Tales of Brisker spread like wildfire. There was the story that he once ran onto the court during practice, waving a gun. Utah held a “John Brisker Intimidation Night,” sitting professional boxers on the bench. Tom Nissalke, a former ABA and Sonics coach, put a $500 bounty on Brisker before a game.
“He just scared me,” former player Billy Knight told author Terry Pluto.
“Say something wrong to the guy – or at least he thought was wrong – and you had this feeling that John would reach into his bag, take out a gun and shoot you,” ex-player Charlie Williams said.

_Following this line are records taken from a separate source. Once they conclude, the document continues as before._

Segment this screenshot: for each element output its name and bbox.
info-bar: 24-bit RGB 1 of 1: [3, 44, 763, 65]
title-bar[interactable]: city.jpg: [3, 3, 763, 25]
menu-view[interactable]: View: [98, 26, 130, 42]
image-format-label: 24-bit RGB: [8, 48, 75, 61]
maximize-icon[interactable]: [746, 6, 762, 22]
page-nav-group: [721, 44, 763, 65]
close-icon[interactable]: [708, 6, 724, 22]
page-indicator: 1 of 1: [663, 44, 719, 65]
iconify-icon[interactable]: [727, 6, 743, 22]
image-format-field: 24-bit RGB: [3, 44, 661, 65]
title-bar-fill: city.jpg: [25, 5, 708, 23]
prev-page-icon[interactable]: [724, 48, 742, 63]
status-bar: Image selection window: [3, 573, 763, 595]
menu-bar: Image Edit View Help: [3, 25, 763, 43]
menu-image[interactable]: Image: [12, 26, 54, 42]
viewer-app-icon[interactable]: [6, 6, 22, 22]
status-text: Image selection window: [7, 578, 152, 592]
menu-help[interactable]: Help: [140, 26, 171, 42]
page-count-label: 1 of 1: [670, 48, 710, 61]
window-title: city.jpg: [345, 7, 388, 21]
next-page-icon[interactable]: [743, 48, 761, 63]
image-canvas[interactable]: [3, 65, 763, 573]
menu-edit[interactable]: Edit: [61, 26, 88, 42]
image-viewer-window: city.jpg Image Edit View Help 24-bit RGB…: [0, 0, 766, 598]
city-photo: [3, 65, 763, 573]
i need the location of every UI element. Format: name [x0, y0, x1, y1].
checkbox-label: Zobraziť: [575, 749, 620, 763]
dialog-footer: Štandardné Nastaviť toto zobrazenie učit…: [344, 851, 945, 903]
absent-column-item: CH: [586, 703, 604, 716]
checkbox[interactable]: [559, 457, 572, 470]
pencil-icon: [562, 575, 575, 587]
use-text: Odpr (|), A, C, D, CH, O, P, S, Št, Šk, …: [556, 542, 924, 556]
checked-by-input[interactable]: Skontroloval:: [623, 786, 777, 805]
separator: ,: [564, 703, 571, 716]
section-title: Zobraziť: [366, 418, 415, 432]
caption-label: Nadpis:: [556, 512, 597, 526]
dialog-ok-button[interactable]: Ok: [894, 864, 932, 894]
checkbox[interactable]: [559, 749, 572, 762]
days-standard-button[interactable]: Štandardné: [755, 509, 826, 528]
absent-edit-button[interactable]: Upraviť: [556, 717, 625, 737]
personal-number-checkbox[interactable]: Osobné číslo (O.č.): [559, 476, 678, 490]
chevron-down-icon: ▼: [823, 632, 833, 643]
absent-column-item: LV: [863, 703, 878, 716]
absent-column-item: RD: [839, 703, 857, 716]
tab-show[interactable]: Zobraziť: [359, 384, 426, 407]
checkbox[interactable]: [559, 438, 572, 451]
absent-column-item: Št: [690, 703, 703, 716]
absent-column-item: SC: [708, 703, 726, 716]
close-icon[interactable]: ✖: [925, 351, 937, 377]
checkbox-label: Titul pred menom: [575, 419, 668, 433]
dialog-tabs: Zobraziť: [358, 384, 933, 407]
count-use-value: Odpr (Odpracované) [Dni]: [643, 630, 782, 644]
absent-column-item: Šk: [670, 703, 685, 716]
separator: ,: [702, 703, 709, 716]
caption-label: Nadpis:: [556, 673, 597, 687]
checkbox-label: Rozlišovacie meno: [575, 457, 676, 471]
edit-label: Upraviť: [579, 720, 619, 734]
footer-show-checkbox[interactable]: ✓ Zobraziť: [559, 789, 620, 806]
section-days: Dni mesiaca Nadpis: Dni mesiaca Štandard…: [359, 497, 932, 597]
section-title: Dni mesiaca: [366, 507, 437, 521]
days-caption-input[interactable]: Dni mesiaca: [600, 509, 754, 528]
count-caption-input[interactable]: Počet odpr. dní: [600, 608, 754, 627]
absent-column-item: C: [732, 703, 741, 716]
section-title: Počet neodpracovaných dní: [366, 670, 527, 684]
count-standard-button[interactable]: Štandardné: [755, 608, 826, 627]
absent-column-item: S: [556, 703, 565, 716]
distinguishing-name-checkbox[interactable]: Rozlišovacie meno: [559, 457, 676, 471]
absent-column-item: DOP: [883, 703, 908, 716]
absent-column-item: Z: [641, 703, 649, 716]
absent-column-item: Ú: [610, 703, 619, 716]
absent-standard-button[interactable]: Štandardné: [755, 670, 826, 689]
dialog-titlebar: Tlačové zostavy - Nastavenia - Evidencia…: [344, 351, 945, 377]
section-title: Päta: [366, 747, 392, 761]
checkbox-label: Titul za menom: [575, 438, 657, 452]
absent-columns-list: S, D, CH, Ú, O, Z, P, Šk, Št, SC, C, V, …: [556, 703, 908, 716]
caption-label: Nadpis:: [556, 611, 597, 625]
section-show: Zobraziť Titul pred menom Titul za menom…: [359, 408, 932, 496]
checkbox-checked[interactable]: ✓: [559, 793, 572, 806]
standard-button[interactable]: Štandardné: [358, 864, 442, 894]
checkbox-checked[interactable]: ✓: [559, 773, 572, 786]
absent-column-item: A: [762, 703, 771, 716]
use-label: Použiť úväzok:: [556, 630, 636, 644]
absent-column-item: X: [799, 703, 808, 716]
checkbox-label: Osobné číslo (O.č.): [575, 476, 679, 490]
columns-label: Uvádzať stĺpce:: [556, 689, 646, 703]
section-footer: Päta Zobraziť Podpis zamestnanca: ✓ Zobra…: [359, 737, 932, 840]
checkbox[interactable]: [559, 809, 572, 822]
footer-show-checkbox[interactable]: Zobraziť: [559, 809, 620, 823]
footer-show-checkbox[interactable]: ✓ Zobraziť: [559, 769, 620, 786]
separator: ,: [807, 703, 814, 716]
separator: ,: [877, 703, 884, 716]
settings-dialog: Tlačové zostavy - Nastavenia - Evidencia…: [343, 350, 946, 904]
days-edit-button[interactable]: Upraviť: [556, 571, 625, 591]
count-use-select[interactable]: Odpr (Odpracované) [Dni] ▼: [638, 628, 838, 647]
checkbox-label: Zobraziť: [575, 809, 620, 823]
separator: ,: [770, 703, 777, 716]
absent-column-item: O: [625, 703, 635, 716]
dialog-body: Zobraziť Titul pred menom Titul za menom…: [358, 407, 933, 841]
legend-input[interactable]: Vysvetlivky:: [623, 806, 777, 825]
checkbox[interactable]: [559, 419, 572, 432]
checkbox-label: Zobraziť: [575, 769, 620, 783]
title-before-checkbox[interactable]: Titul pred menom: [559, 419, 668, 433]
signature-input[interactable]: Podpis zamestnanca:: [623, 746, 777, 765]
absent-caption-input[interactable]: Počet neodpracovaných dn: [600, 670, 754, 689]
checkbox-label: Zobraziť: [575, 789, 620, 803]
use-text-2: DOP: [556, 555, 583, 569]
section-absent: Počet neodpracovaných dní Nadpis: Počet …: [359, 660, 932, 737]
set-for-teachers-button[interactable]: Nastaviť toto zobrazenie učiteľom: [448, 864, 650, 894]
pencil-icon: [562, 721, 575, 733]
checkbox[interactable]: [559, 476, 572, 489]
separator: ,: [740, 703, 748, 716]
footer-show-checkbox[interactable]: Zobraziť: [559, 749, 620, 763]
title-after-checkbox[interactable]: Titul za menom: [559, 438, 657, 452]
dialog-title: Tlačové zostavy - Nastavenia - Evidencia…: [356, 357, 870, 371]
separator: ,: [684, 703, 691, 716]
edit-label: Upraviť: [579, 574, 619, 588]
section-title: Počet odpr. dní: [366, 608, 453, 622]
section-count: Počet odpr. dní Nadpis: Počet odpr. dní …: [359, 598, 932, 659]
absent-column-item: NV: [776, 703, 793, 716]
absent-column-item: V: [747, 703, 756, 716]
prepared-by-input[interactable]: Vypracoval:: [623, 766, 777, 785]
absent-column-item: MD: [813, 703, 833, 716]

After attending a game at the 1971 World Series in Pittsburgh, Brisker got into a fist fight with another man over a cab. Police intervened and Brisker fought them as well, sending two officers to hospital. He was arrested.
A SuperSonic Launch
Brisker moved to the NBA in 1972, joining the Seattle SuperSonics. Although he had his moments, including a 47-point game, Brisker was never as effective a performer in the NBA.
In training camp in 1973, Brisker fought teammate Joby Wright, shattering Wright’s jaw and knocking out four of his teeth. Seattle coach Bill Russell, the Boston Celtics legend, grew weary of Brisker’s antics and demoted him to the Eastern League.
Even Brisker seemed to realize that he might be out of chances.
“I gotta grow up, I know that now,” Brisker told the Philadelphia Inquirer. “Attitude is very important to me. I’m gonna turn my whole life around. I been carryin’ a big chip, felt it was me ’gainst the world. I got a bad rep, but I’m gonna live it down.”
Brisker never made it back to the NBA.
Shortly after leaving basketball, Brisker began making trips to Africa. He told his girlfriend that he was getting into the import-export business. Was that code to cover for something more sinister?
Haywood recalled Brisker visiting him in New York in the mid-1970s and thinks he showed him a photo taken with Amin, but isn’t 100% certain on that.
Everyone has their theories on what happened to him.
“He went to Uganda and it was as a mercenary and he was fighting over there,” former teammate Tom Burleson said.
“People put the rumors out that he was caught up in that coup in Uganda,” Haywood said.
Even the medical examiner’s office isn’t certain he’s deceased.
“Essentially, we don’t consider him dead,” spokesperson James Callahan said. They only declared Brisker dead to settle his estate.
About the only certainty is that no one has seen Brisker in over 40 years.